Alegría rejected the allegations that in exchange for accession to ALBA, Honduras’s popular movement “has been bought out by Zelaya.”

“What we have are mutual agreements or understandings,” he said, after expressing his satisfaction over the “significant social changes that are taking place in Honduras.”

However, his position was recently shaken when the local newspaper El Heraldo published a journalistic investigation revealing receipts for a total of 284,000 dollars allegedly distributed by the government to 38 social and political leaders in exchange for support for ALBA and protests raised in Congress prior to its ratification.

The newspaper published a list of people who purportedly received the payments, including Vía Campesina activists, leaders of the Confederation of Honduran Workers (CTH) and other trade unions, members of the leftwing Democratic Union party, and rural leaders.

Most of the trade unions have refused to comment on the accusations.

But Wendy Cruz of Vía Campesina, whose name and signature appears on some of the receipts featured in the newspaper, emphatically denies that her group received 9,000 dollars from the government (part of the sum mentioned) in exchange for support for ALBA.

“We used our own funds to mobilise,” she told IPS, adding that her group “supports ALBA because it is good for the poor.”

For his part, Hilario Espinoza, of the CTH labour confederation, remarked to IPS that the money had been granted “as aid.”

“I’ve just assumed my post (in the union) and I’ve been told that there was a certain amount of money provided as aid, and I collected it not for myself but on behalf of the organisation. I’m not worried about an investigation, because we have evidence that clears us” of any wrongdoing, he said.

But Espinoza was upset by the newspaper’s claim that his union had received 10,000 dollars, saying it was only granted 6,000 dollars.

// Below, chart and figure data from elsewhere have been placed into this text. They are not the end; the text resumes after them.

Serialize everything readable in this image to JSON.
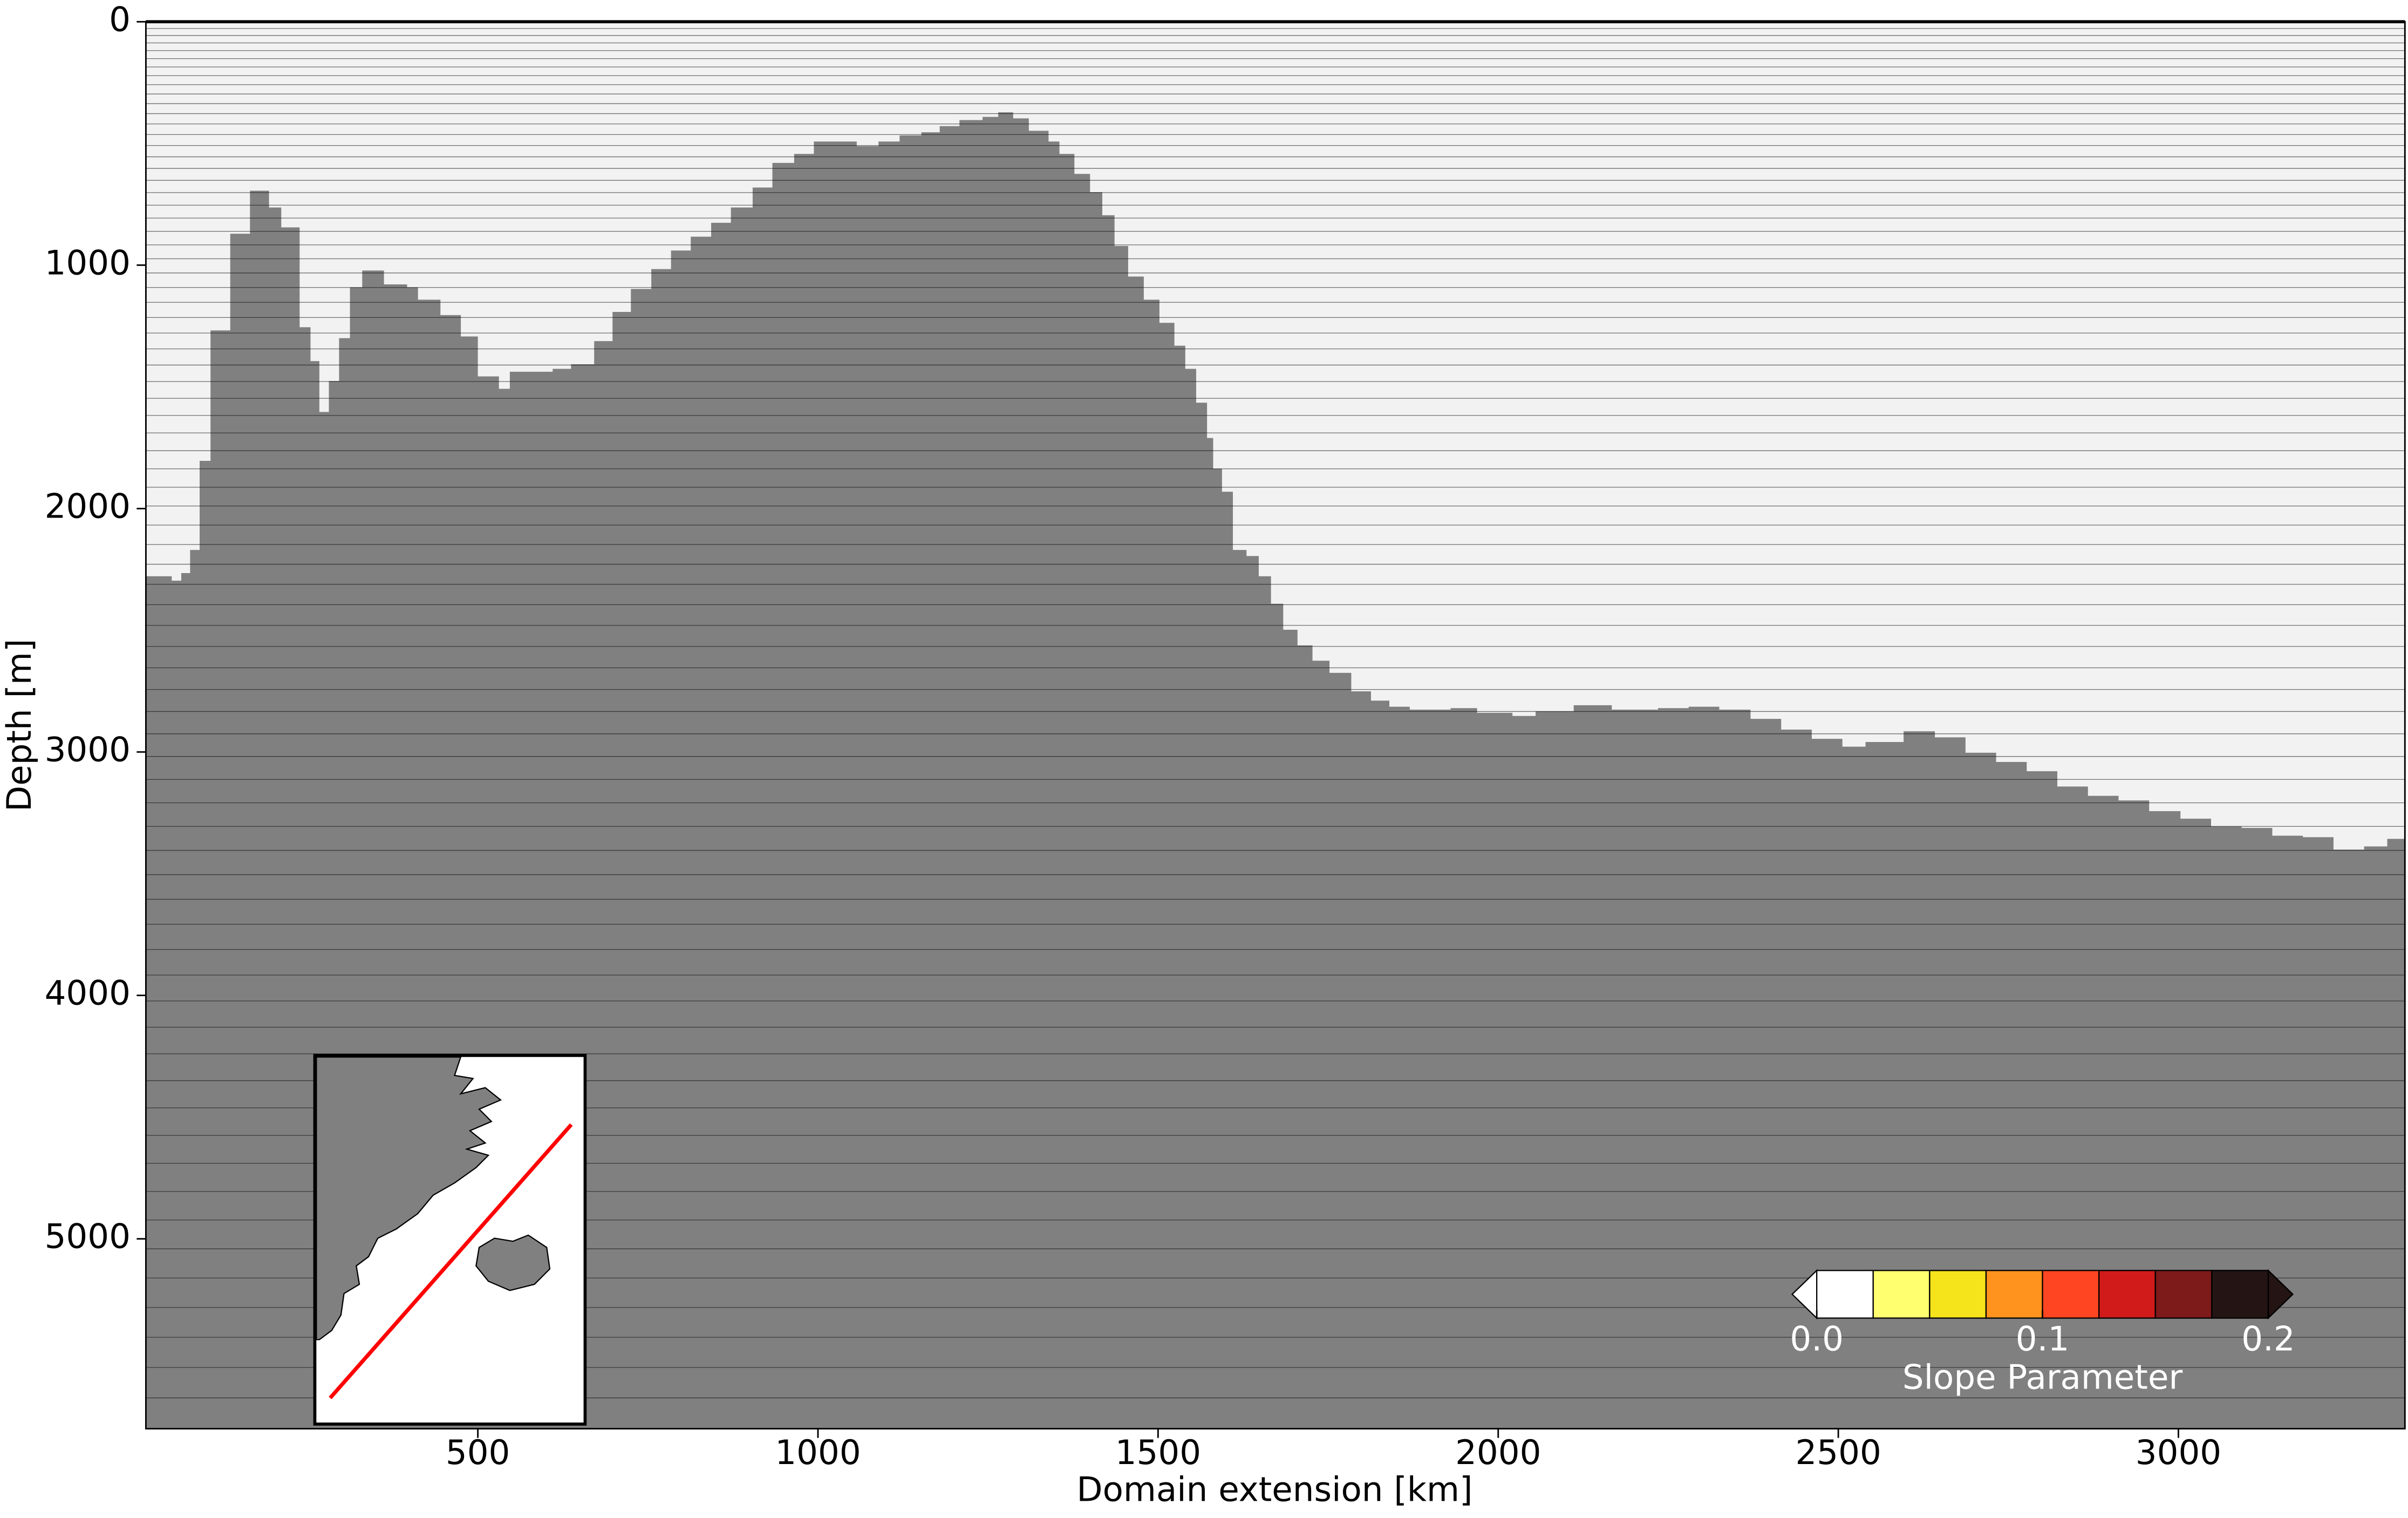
{
  "chart_data": {
    "type": "area",
    "xlabel": "Domain extension [km]",
    "ylabel": "Depth [m]",
    "xlim": [
      12,
      3333
    ],
    "ylim": [
      0,
      5780
    ],
    "y_inverted": true,
    "xticks": [
      500,
      1000,
      1500,
      2000,
      2500,
      3000
    ],
    "yticks": [
      0,
      1000,
      2000,
      3000,
      4000,
      5000
    ],
    "color": "#808080",
    "background": "#f2f2f2",
    "x": [
      12,
      50,
      64,
      77,
      91,
      107,
      136,
      165,
      193,
      211,
      238,
      254,
      267,
      281,
      296,
      312,
      330,
      362,
      396,
      412,
      445,
      475,
      500,
      531,
      547,
      610,
      637,
      671,
      698,
      725,
      755,
      784,
      813,
      843,
      872,
      904,
      933,
      965,
      994,
      1028,
      1057,
      1089,
      1120,
      1152,
      1179,
      1208,
      1242,
      1265,
      1287,
      1310,
      1339,
      1355,
      1377,
      1400,
      1418,
      1436,
      1456,
      1479,
      1502,
      1524,
      1540,
      1556,
      1572,
      1581,
      1594,
      1610,
      1630,
      1648,
      1666,
      1684,
      1705,
      1727,
      1752,
      1784,
      1813,
      1840,
      1870,
      1930,
      1969,
      2021,
      2055,
      2111,
      2167,
      2235,
      2280,
      2325,
      2371,
      2416,
      2461,
      2506,
      2540,
      2596,
      2642,
      2687,
      2732,
      2777,
      2822,
      2867,
      2912,
      2957,
      3003,
      3048,
      3093,
      3138,
      3183,
      3228,
      3273,
      3307
    ],
    "values": [
      2278,
      2296,
      2265,
      2170,
      1804,
      1268,
      871,
      694,
      763,
      845,
      1255,
      1394,
      1603,
      1476,
      1300,
      1091,
      1022,
      1079,
      1091,
      1142,
      1205,
      1293,
      1457,
      1508,
      1438,
      1426,
      1407,
      1312,
      1192,
      1098,
      1016,
      940,
      883,
      826,
      763,
      681,
      580,
      543,
      492,
      492,
      511,
      492,
      467,
      454,
      429,
      404,
      391,
      372,
      397,
      448,
      492,
      543,
      625,
      700,
      795,
      921,
      1047,
      1142,
      1237,
      1331,
      1426,
      1565,
      1710,
      1836,
      1931,
      2170,
      2195,
      2278,
      2391,
      2498,
      2562,
      2625,
      2675,
      2751,
      2789,
      2814,
      2826,
      2820,
      2839,
      2852,
      2833,
      2808,
      2826,
      2820,
      2814,
      2826,
      2864,
      2908,
      2946,
      2978,
      2959,
      2915,
      2940,
      3003,
      3041,
      3079,
      3142,
      3180,
      3199,
      3243,
      3274,
      3306,
      3312,
      3344,
      3350,
      3401,
      3388,
      3357
    ],
    "colorbar": {
      "label": "Slope Parameter",
      "bounds": [
        0,
        0.025,
        0.05,
        0.075,
        0.1,
        0.125,
        0.15,
        0.175,
        0.2
      ],
      "colors": [
        "#ffffff",
        "#ffff70",
        "#f5e31c",
        "#ff931e",
        "#ff4521",
        "#d11b1b",
        "#7d1a1a",
        "#241414"
      ],
      "ticks": [
        {
          "value": 0,
          "label": "0.0"
        },
        0.1,
        0.2
      ]
    }
  }
}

The Attorney General’s Office and the Supreme Audit Court announced on Tuesday Oct. 21 that they had initiated an investigation on their own motion, and planned to summon presidential chief of staff Enrique Flores Lanza, whose budget provided the funds.

Flores Lanza told IPS that “if they summon me I will appear; we contributed those resources in response to a request from social groups and for a good cause that will bring huge benefits for Honduras.”

Zelaya, in turn, allegedly tried to offer money to El Heraldo journalist Alex Flores to get him to stop investigating.

Flores told IPS that “when I asked (Zelaya) to comment on our investigation, he looked at me and said: ‘I’ll give you 500 lempiras (19 dollars) for you to stop talking.’ Then he called his guards and said to them, ‘pay this guy,’ and took out a 100-lempira bill (five dollars), at which point I told him to show me some respect.”

For sociologist and university professor Pablo Carías, the country “is immersed in impunity and complicity. All this commotion over ALBA has only served to harden Honduras’s most conservative right, all because of the social movement’s erroneous belief that revolutions are paper constructs.”

“A project as interesting as ALBA is being distorted by the government itself, with these handouts and buying-off of convictions, which far from furthering social causes merely undermine us; and these payments we’ve seen only prove that what we’ve had are revolutionaries motivated by their stomachs, and not by principles, and that we need to form leaders who will counter the coming years of conservatism,” he added.

Transportation union leader Erasmo Guerrero told IPS that “this new scandal should call the social and popular movement to reflection. It’s not ethical but it happened. This is an old practice that has existed under many governments, and nobody has done anything to put a stop to such irregularities because there are a lot of interests involved.”

Zelaya, who in his 32 months in office has faced 744 social conflicts and protests over a range of issues, has opened a new front with the scandal involving ALBA, a project that most Hondurans supports and view favourably, despite the opposition of the country’s most influential business operators and the conservative sector.